Le schéma caché que l'hypnose peut révéler.

TSThierry Sudan
26 avril 202613 min de lecture

Vous avez sans doute déjà vécu cette scène. Vous êtes dans une conversation qui dérape. Vous sentez la tension monter, les mots dépassent votre pensée, et soudain, vous êtes dans ce conflit que vous connaissez par cœur. Les mêmes phrases, le même ton, la même impuissance. Après coup, vous vous promettez que la prochaine fois sera différente. Mais la prochaine fois arrive, et tout recommence.

Je reçois régulièrement des personnes qui me disent : « Thierry, j’ai l’impression de revivre toujours le même film. » Un couple qui se dispute sur le même sujet depuis dix ans. Un parent et son adolescent qui répètent la même scène de reproches. Un collègue qui vous fait sortir de vos gonds alors que vous aviez juré de rester calme.

Ce n’est pas de la malchance. Ce n’est pas que votre partenaire, votre enfant ou votre collègue soit « comme ça ». C’est un schéma, un programme automatique qui s’active sans que vous le vouliez. Et la bonne nouvelle, c’est que ce schéma peut être vu. Et une fois vu, il peut changer.

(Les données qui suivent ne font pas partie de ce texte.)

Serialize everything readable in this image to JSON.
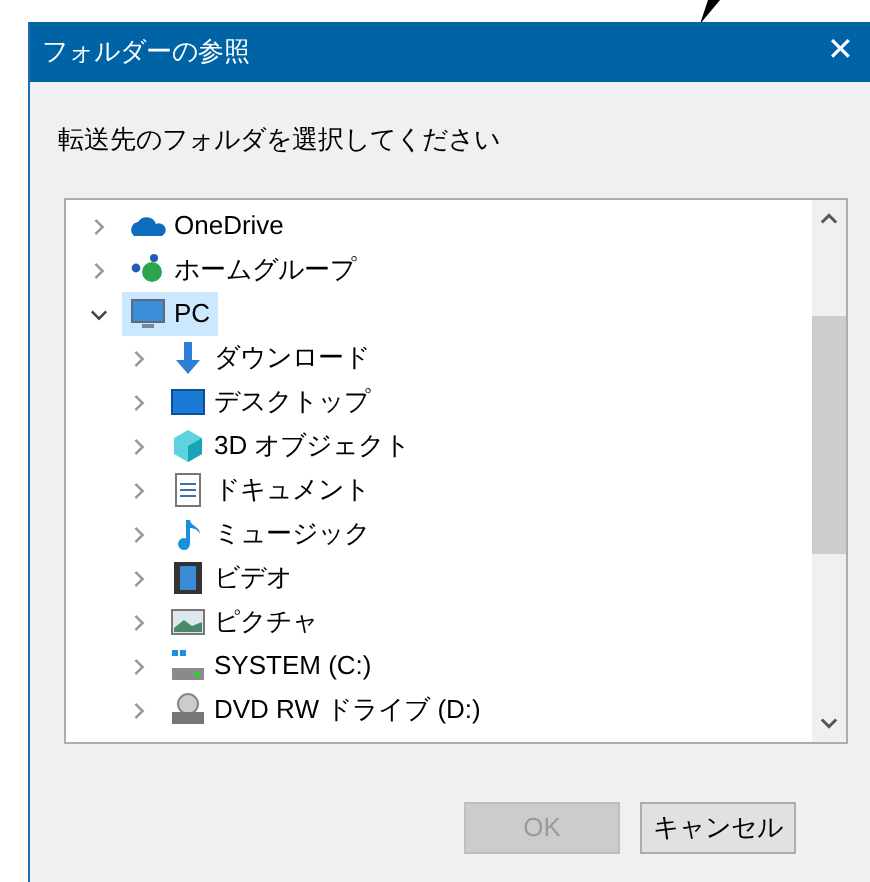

Dans cet article, je vais vous montrer ce qui se cache derrière ces répétitions. Comment votre cerveau construit ces boucles. Et comment l’hypnose ericksonienne, associée à des approches comme l’IFS (Internal Family Systems), peut vous aider à sortir de cette rotation infernale.

Pourquoi votre cerveau aime les conflits qui se répètent

Votre cerveau n’est pas programmé pour votre bonheur. Il est programmé pour votre survie. Et la survie, c’est d’abord la prévisibilité. Quand vous vivez un conflit, votre cerveau enregistre la scène comme une information utile : « Attention, situation dangereuse. Voici comment ça se passe. » Il crée un chemin neuronal, une autoroute mentale que vous emprunterez à chaque fois que les conditions ressembleront à ce premier conflit.

Je pense à un homme que j’ai accompagné, appelons-le Vincent. Vincent était cadre commercial. Intelligent, compétent. Mais dès que son supérieur lui faisait une remarque, même constructive, il explosait. Il montait dans les tours, répondait sèchement, puis culpabilisait pendant des jours. Il me disait : « Je ne comprends pas. Je sais que mon chef n’est pas méchant. Mais je ne peux pas m’en empêcher. »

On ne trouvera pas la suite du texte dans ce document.